Posted 28 October 2016
In my last post on this subject, I described the OSEPP IR Follower circuit I found at MicroCenter a few days ago, and my thoughts about incorporating it onto Wall-E2, my wall following robot. After a few tests, it became apparent that the OSEPP circuit is quite sensitive to IR, and in fact the LED track lighting in my lab puts out enough IR to swamp out the signal from my test IR emitter. So, I set about developing an ‘IR Shade’ to shield the detectors from elevated IR emitters (this turns out to be harder than I thought, due to IR multipath effects, but I digress).

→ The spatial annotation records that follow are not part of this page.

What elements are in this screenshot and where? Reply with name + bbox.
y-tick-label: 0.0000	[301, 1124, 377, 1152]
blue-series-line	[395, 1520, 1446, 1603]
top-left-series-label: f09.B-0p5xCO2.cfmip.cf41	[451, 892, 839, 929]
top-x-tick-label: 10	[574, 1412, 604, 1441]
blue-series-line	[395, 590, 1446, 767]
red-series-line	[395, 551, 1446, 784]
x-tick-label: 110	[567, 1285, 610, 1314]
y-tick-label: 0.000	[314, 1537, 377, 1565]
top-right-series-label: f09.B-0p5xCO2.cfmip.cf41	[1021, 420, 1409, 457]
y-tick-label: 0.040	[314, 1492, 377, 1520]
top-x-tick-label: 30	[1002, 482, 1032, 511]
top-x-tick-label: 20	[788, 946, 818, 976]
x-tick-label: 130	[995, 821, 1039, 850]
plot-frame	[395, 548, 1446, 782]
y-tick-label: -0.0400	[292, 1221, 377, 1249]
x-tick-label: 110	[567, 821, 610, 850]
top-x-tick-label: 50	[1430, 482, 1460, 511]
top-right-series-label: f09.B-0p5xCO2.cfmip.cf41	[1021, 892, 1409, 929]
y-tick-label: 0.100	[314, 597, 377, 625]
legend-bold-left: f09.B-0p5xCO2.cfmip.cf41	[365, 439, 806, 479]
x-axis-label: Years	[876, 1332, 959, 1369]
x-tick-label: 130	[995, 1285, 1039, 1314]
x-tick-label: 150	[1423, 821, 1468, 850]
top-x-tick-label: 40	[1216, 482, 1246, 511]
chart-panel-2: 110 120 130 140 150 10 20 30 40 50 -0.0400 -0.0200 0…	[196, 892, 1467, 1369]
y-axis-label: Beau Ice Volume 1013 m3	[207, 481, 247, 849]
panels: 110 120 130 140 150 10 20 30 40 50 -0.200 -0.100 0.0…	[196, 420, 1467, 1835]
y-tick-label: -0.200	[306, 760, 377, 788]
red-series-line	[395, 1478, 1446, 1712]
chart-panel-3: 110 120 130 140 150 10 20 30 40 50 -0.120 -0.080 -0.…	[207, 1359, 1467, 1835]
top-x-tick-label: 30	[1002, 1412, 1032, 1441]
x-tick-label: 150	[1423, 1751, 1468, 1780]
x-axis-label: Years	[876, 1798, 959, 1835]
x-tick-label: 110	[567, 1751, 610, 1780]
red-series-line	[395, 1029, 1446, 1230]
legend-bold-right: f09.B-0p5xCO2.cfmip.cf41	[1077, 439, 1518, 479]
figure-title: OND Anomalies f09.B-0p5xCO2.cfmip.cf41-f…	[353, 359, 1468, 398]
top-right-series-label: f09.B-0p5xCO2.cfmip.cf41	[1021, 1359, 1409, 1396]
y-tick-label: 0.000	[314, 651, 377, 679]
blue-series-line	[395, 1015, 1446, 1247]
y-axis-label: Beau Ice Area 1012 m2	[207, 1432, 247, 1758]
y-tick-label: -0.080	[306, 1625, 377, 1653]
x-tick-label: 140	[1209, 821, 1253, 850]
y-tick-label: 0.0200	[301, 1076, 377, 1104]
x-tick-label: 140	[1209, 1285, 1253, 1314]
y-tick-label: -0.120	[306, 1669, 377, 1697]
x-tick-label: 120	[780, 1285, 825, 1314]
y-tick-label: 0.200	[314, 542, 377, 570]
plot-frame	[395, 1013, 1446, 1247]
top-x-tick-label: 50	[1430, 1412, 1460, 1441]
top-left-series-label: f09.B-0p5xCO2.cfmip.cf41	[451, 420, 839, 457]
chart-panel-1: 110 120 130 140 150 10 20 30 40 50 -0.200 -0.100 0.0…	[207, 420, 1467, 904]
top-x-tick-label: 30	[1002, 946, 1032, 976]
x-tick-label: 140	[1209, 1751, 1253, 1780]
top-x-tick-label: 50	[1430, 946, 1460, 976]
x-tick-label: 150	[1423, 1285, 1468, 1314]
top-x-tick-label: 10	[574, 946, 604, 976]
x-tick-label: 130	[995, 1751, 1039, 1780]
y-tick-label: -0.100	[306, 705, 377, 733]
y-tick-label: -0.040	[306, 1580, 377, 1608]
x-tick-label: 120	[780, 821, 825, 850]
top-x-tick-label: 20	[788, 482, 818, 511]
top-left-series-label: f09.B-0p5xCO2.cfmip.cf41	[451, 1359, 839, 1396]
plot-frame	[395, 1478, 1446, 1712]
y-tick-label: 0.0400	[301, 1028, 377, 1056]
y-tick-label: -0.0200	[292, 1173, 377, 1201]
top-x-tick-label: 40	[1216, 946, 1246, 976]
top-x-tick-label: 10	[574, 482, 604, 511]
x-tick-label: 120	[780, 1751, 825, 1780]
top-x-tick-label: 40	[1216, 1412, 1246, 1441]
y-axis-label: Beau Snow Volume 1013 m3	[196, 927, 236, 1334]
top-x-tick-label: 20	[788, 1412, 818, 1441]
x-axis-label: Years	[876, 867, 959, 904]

So, my first attempt was a 3D printed ‘sunshade’ as shown below
This shade was 1mm thick, with about a 5 mm overhang on the IR detectors. The shade is supported via two posts that mate with mounting holes on the OSEPP board. When I tested this shade with my LED bench lamp, it basically didn’t do much. Apparently 1mm is nowhere near enough material :-(.
Next, I tried placing some black electrical tape on the shade, as shown below.
The black electrical tape helped significantly, which is how I found out about the IR multipath problem. Not only am I having to contend with blocking the direct path, reflections from nearby objects can also cause problems.
To address the direct path problem, I modified the shade design to be 3 mm thick, with 80% fill density vs the original 40%. Hopefully this will be enough to cancel out the direct path, leaving only the multipath issue. I don’t think there is much I can do about the multipath, other than assume that the field (i.e. the hallways in my house) won’t have that problem, as the lighting is mostly incandescent, and the ceilings are mostly 10 ft (3.3 m) away – we’ll see.
Even this one didn’t work as well as I’d hoped, so on to version 3 – with a larger overhang – about 8 mm. This one blocked all the direct path IR and most of the multipath as well. I’ll stick with this on for now, and move on to some steering tests.